Bron'un Dajarang'ı durdurmaya çalışmak gibi bir niyeti yoktu. Dajarang'ın bu tür bir şeyi ilk ya da ikinci kez denemesi değildi, bu yüzden Bron buna alışkındı.
"Bana yoldaşlarından bahset," diye emretti Ujicha, sırtında asılı duran büyük kılıcın kabzasını kavrarken, "Elfi nereye götürüyorlar? Eğer bana onlar hakkında bildiklerini anlatır ve beni onlara götürürsen, hayatını bağışlayabilirim."
"Bu kel piç! Bu adamın yaşayıp yaşamayacağına karar verme hakkını ona kim veriyor? Hayatta olmaz, hayatta olmaz! Öldürün onu! Tüm uzuvlarını koparın ve onu öldürün!" Dajarang çocukça bir öfkeyle ciyakladı.
Ujicha dişlerini sıktı ve hayal kırıklığı içinde Dajarang'a baktı.

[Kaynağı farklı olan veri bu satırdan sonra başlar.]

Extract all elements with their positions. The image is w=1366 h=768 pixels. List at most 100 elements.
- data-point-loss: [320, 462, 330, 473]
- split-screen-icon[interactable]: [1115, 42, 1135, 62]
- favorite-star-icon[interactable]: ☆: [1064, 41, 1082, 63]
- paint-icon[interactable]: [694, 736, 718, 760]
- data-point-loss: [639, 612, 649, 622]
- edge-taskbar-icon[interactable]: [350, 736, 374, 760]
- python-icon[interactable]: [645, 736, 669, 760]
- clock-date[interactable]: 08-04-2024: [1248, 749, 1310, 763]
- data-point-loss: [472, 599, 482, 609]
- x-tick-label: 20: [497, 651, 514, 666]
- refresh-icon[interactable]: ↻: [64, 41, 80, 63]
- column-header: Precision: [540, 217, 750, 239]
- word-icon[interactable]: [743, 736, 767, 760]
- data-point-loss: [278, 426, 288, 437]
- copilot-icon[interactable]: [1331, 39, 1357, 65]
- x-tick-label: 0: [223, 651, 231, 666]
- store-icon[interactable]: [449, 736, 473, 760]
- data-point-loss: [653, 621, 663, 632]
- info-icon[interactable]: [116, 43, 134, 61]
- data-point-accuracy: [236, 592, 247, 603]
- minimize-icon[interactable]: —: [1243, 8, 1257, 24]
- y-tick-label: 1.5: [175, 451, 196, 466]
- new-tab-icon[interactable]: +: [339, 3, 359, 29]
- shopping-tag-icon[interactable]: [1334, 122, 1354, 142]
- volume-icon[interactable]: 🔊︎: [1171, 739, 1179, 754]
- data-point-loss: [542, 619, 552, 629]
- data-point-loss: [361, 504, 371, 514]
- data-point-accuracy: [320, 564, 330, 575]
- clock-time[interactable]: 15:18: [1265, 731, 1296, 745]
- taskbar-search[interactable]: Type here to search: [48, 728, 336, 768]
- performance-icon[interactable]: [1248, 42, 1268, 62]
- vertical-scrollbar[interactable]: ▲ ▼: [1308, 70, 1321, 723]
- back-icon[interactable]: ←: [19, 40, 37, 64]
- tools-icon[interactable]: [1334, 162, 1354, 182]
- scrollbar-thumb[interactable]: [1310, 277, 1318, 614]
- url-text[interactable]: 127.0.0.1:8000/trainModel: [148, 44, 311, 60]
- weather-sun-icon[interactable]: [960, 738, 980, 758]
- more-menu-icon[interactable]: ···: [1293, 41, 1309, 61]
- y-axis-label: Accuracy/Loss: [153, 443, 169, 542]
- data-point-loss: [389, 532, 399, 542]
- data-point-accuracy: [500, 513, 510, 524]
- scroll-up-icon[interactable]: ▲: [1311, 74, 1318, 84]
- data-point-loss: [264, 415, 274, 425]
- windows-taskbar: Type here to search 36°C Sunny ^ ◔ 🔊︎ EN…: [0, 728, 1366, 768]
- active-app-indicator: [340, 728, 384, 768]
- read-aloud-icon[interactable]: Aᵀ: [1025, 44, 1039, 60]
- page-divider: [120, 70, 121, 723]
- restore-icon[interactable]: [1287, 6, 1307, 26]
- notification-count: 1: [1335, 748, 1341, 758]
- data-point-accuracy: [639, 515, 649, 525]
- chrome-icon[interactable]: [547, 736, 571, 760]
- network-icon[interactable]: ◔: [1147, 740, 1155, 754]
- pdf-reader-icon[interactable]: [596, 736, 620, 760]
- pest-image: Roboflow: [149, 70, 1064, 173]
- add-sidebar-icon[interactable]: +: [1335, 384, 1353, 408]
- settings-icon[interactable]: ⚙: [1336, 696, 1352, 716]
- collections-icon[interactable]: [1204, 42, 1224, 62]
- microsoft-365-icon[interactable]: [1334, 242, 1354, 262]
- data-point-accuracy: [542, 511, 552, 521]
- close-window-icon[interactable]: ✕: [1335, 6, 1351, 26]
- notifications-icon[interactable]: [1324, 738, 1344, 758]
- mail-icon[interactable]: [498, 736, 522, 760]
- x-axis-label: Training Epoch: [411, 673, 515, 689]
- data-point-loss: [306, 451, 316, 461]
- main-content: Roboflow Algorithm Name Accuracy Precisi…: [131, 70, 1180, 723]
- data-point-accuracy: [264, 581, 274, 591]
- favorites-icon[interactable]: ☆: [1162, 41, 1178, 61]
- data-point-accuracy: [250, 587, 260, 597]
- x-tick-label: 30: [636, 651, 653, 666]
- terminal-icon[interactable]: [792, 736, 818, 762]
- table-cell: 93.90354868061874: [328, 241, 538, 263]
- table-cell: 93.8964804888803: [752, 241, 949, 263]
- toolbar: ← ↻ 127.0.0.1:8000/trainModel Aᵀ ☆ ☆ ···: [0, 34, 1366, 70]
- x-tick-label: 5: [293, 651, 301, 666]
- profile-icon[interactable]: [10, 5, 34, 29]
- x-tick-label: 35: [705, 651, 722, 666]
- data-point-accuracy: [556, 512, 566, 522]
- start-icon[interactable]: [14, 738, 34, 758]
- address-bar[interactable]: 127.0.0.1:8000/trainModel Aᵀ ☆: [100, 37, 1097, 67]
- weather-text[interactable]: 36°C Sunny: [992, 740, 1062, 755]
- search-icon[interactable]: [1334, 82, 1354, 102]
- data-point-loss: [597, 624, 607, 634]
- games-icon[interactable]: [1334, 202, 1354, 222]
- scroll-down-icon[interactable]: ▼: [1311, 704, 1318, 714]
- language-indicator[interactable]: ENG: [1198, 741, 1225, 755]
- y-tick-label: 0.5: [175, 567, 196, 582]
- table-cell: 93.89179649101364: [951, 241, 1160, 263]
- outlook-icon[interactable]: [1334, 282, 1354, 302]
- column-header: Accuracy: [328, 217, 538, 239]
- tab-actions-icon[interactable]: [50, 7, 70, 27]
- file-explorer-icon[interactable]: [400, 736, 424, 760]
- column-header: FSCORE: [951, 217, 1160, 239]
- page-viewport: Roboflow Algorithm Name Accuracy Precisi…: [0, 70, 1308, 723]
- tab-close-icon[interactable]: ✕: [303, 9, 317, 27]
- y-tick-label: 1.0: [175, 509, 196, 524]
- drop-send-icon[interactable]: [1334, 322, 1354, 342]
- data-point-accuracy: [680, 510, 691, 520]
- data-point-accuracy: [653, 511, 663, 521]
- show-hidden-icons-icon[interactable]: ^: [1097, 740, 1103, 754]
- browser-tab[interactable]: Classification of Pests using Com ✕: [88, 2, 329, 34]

"...Ahaha!" Yolun ortasında oturan adam omuzları titreyerek gülmeye başladı. Eğlenerek dizine vururken başını salladı ve "Bugün statüsüne uymayan ipek bir cübbe ve altın bir yaka giyen bir domuz yavrusu görme şansına sahip olacağımı düşünmek için." dedi.
"...Hangi cehennemde bir domuz yavrusu görüyor...? Bron! Bu piç az önce bana domuz mu dedi? Öyle dedi, değil mi?! Bundan eminim! Bana baktı ve domuz dedi! Yakalayın ve bana getirin! Önümde diz çöksün!" Dajarang öfke nöbeti geçirirken çığlık attı.
"Şimdi, şimdi, genç efendi. Lütfen sakin olun. Genç efendi beni yönlendirmese bile, yakında oldukça keyifli bir manzara göreceksiniz." Bron bunu söyledikten sonra dönüp adama baktı. "Sen. Söylediklerine dikkat etmelisin."
"Dikkatli olmam için ne sebep var? Emirlerinizi dinlemek gibi bir niyetim yok ve hayatımı bağışlamanız için size yalvaracak değilim. Durum böyle olduğuna göre, burada ve şimdi savaşacağımız kesin," dedi adam ayağa kalkarken.
Ujicha sarı dişlerini göstererek gülümsedi. "Öyle mi? Yani yoldaşların ve elf hakkında bize bilgi vermeye niyetin yok mu?"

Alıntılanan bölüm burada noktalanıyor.